Topics on Potential: Addressing Negative Emotions to Empower Learners in College
Learning is emotional. Think back to lessons that you remember the most or had the most impact on you. We’d be willing to bet that they were lessons that were very emotional. They were exciting, provoking, heartbreaking, exhilarating or inspiring. Research tells us that emotion strongly affects the brain which in turn impacts memory and learning. Learners’ emotions toward a class may be based on prior experiences, stories, self concept, and other factors that are outside of instructors’ abilities to control. Maybe your students come into your organic chemistry feeling deeply anxious about what they perceive to be a very hard subject. Perhaps they’re coming into your geology or ancient Greek Literature course with prejudicial boredom, just looking to get the general education requirement out of the way. When learners come into a course with negative emotions and expectations, it can absolutely affect not only their learning but also their capacity to learn. Negative emotions, like mold, grow in darkness. It isn’t enough to just design a learning experience that we hope will challenge preconceptions. We need to air them out! If you’re teaching a course which you know learners may have negative emotions about, make it part of your opening course routine to explicate, validate, and address those concerns.

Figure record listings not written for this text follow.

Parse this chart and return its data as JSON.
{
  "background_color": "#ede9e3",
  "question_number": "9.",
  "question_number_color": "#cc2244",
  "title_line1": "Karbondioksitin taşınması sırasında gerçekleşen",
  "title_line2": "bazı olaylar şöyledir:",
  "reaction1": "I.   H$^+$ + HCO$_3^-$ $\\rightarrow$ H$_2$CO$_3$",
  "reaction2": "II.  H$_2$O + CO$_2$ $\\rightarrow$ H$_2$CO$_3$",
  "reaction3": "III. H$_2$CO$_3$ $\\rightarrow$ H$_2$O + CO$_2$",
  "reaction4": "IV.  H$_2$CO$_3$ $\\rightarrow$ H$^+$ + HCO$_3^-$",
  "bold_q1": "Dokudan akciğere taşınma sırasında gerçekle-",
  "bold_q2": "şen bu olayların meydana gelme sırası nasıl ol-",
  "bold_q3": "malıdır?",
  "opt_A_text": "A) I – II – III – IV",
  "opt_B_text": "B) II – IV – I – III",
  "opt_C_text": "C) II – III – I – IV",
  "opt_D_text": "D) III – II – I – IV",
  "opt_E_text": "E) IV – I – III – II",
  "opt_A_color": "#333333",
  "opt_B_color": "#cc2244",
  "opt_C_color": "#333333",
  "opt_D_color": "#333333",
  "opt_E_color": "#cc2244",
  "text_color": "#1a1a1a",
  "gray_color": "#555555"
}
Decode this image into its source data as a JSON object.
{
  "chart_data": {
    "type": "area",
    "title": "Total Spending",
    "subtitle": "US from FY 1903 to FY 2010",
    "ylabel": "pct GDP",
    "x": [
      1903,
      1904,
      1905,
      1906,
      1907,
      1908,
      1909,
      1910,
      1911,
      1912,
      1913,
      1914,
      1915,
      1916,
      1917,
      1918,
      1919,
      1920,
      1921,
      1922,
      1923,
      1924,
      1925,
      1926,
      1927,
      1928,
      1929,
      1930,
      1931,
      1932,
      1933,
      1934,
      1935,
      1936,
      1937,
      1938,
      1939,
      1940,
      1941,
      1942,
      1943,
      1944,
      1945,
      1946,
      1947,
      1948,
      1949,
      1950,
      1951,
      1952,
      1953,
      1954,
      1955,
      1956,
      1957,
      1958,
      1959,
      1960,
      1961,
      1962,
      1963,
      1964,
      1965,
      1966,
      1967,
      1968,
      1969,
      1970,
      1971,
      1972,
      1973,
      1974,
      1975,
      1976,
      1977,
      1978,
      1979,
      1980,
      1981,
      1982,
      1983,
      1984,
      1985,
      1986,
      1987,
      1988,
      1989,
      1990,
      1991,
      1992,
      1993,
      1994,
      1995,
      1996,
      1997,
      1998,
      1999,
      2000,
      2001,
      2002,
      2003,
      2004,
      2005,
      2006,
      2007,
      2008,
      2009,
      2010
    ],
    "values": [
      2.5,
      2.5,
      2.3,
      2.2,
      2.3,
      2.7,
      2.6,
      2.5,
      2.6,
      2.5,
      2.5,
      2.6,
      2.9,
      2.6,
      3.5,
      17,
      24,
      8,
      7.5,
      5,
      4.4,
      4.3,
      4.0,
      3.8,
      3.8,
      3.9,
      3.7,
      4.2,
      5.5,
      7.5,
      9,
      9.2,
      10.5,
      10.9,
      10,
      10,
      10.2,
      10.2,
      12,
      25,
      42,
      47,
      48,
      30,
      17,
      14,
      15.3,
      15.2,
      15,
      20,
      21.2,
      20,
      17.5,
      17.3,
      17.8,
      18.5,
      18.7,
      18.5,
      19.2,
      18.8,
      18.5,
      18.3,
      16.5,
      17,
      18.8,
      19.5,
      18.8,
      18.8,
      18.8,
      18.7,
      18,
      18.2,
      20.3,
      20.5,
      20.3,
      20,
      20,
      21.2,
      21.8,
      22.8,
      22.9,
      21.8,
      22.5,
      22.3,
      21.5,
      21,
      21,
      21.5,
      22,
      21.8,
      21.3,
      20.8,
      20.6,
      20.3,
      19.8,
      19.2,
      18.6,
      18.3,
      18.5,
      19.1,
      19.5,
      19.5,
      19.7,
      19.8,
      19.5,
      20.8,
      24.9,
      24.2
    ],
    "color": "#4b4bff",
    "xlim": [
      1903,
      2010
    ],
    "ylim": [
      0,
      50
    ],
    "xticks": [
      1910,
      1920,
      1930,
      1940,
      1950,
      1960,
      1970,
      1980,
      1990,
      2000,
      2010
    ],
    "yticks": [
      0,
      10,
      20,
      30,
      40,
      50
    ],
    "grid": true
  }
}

Brain Tip: If you teach in a college or university, provide a forum for students to discuss their feelings about the class with you. For example, Dr. Chemistry might open class by empathizing with the students that for many of them, there is the perception that Organic Chemistry is difficult and draining. Professors should be honest with students about what people find hard about the course and recognize that it’s okay, fair and normal to feel that way. Then, they could talk about what they are doing as the instructor and what learners can do to rise to the challenge. Dr. Greek Literature can validate that it may not feel particularly valuable to be studying texts from 3000 BC when there are a lot of current events that demand our attention. Again, the key is to explicate, validate, and address the feelings. Give these feelings space. Then, suggest the reason we study ancient works isn’t because those stories happened but because they happen. Make the content relevant. Show that the class will provide opportunities to put on critical lenses that will allow us to better see and understand the events of today. Emotions are central to learning, whether they are positive (driving forces!) or negative (serious barriers). By helping learners explicate and address their attitudes, feelings, and sense of efficacy, instructors may be able to channel positive emotions and temper or alter negative emotions to enhance and improve the learning experience for everyone.